The virtual reality created by the Mainstream media and Political theatre is very effective. We cannot expect to attract anything close to a majority with such ideas. Indeed, Popp reckons 5% of the population a tipping-point amount. In Germany that would be about 4 million souls. That's a whole bag of bananas right there, enough to include a rich vein of skills such as farming, plumbing, housebuilding, car maintenance, energy production (renewables), doctors, hospitals, IT expertise, lawyers, and so on. The point is to network, pool resources, build, learn, prepare. The act of 5% of the population leaving the existing system behind would collapse it, but there would then be something new to move over to, the requisite experience to take the strain, so to speak. Of course, there are no guarantees, but I don't see Doing Nothing as a reasonable option, and agree with Popp and Albrecht that we are in fact morally obliged to rebel. The system is that decadent and criminal, and obviously so.
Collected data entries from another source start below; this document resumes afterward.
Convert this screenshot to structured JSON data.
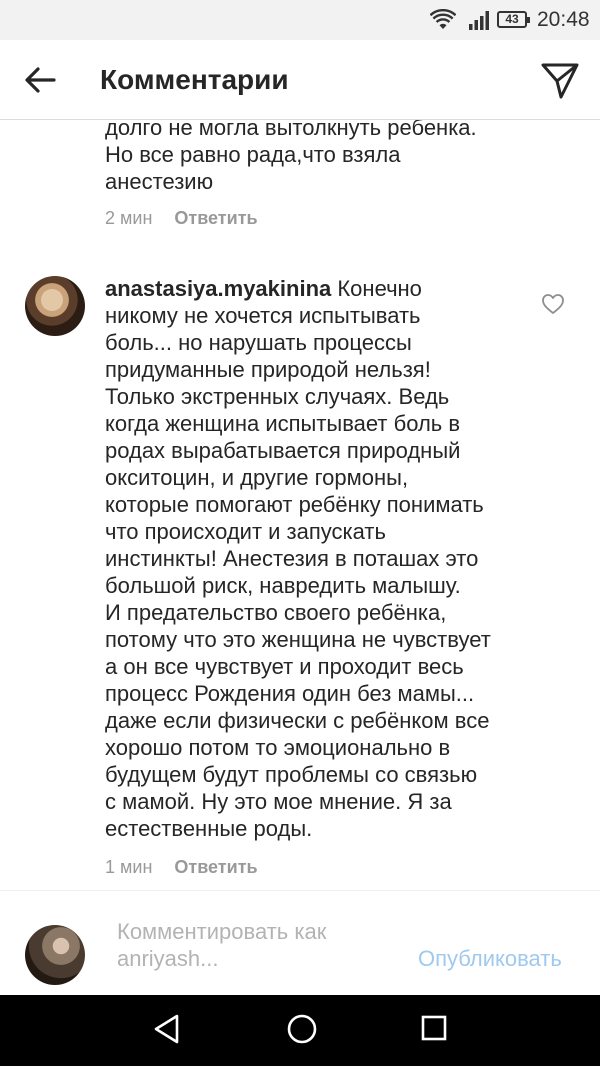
{
  "status_bar": {
    "battery": "43",
    "time": "20:48"
  },
  "header": {
    "title": "Комментарии"
  },
  "comments": [
    {
      "text": "долго не могла вытолкнуть ребенка.\nНо все равно рада,что взяла\nанестезию",
      "time": "2 мин",
      "reply_label": "Ответить"
    },
    {
      "username": "anastasiya.myakinina",
      "text": " Конечно\nникому не хочется испытывать\nболь... но нарушать процессы\nпридуманные природой нельзя!\nТолько экстренных случаях. Ведь\nкогда женщина испытывает боль в\nродах вырабатывается природный\nокситоцин, и другие гормоны,\nкоторые помогают ребёнку понимать\nчто происходит и запускать\nинстинкты! Анестезия в поташах это\nбольшой риск, навредить малышу.\nИ предательство своего ребёнка,\nпотому что это женщина не чувствует\nа он все чувствует и проходит весь\nпроцесс Рождения один без мамы...\nдаже если физически с ребёнком все\nхорошо потом то эмоционально в\nбудущем будут проблемы со связью\nс мамой. Ну это мое мнение. Я за\nестественные роды.",
      "time": "1 мин",
      "reply_label": "Ответить"
    }
  ],
  "composer": {
    "placeholder": "Комментировать как\nanriyash...",
    "publish_label": "Опубликовать"
  },
  "icons": {
    "back": "arrow-left-icon",
    "send": "paper-plane-icon",
    "like": "heart-outline-icon",
    "wifi": "wifi-icon",
    "signal": "signal-icon",
    "nav_back": "triangle-back-icon",
    "nav_home": "circle-home-icon",
    "nav_recents": "square-recents-icon"
  },
  "colors": {
    "publish": "#9fc9ee",
    "muted": "#999999",
    "text": "#262626"
  }
}
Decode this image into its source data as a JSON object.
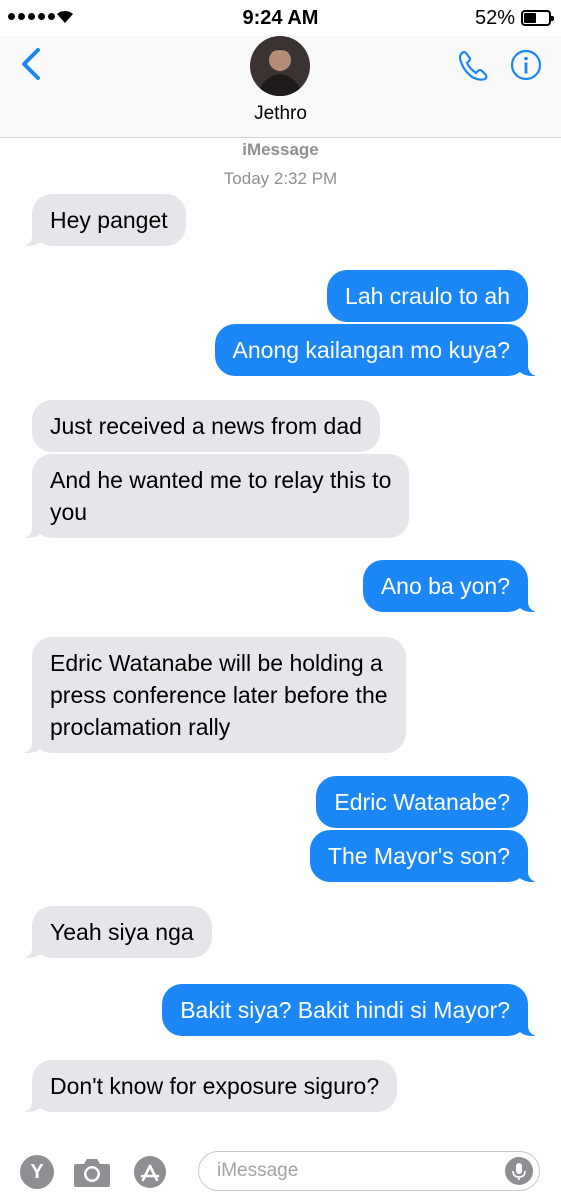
{
  "status_bar": {
    "time": "9:24 AM",
    "battery_percent": "52%",
    "battery_level": 0.52,
    "signal_icon": "signal-dots-icon",
    "wifi_icon": "wifi-icon"
  },
  "header": {
    "back_icon": "chevron-left-icon",
    "contact_name": "Jethro",
    "call_icon": "phone-icon",
    "info_icon": "info-icon"
  },
  "thread": {
    "service": "iMessage",
    "timestamp": "Today 2:32 PM",
    "messages": [
      {
        "from": "them",
        "text": "Hey panget"
      },
      {
        "from": "me",
        "text": "Lah craulo to ah"
      },
      {
        "from": "me",
        "text": "Anong kailangan mo kuya?"
      },
      {
        "from": "them",
        "text": "Just received a news from dad"
      },
      {
        "from": "them",
        "text": "And he wanted me to relay this to\nyou"
      },
      {
        "from": "me",
        "text": "Ano ba yon?"
      },
      {
        "from": "them",
        "text": "Edric Watanabe will be holding a\npress conference later before the\nproclamation rally"
      },
      {
        "from": "me",
        "text": "Edric Watanabe?"
      },
      {
        "from": "me",
        "text": "The Mayor's son?"
      },
      {
        "from": "them",
        "text": "Yeah siya nga"
      },
      {
        "from": "me",
        "text": "Bakit siya? Bakit hindi si Mayor?"
      },
      {
        "from": "them",
        "text": "Don't know for exposure siguro?"
      }
    ]
  },
  "input_bar": {
    "app_y_label": "Y",
    "camera_icon": "camera-icon",
    "appstore_icon": "app-store-icon",
    "placeholder": "iMessage",
    "mic_icon": "microphone-icon"
  },
  "colors": {
    "outgoing_bubble": "#1b87f6",
    "incoming_bubble": "#e5e5ea",
    "accent": "#1b87f6"
  }
}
I want to close with a quote from Europe's new banking overlord, Mario Draghi (thanks to Charles Wheeler for this):
What is clear then is that any fiscal integration will require fiscal discipline aka austerity and this in turn is the prerequisite for any imminent ECB liquidity and for Eurobonds over the medium-term. Yes, budget cuts will deepen the recessions in the periphery. But, there is no way around it; politically, no solution in Europe will unlock the sovereign debt crisis without fiscal consolidation. All of the political leaders are aware that this is so.
"All of the political leaders are aware this is so." Money is God. Obey, or perish. Price is the One True emissary of value. If a thing does not make economic sense (money-sense), it does not make sense. If it does not make money-profit, if it does not generate Economic Growth, it is not worth considering.

This is the binary thinking we are up against. We are morally obliged to rebel.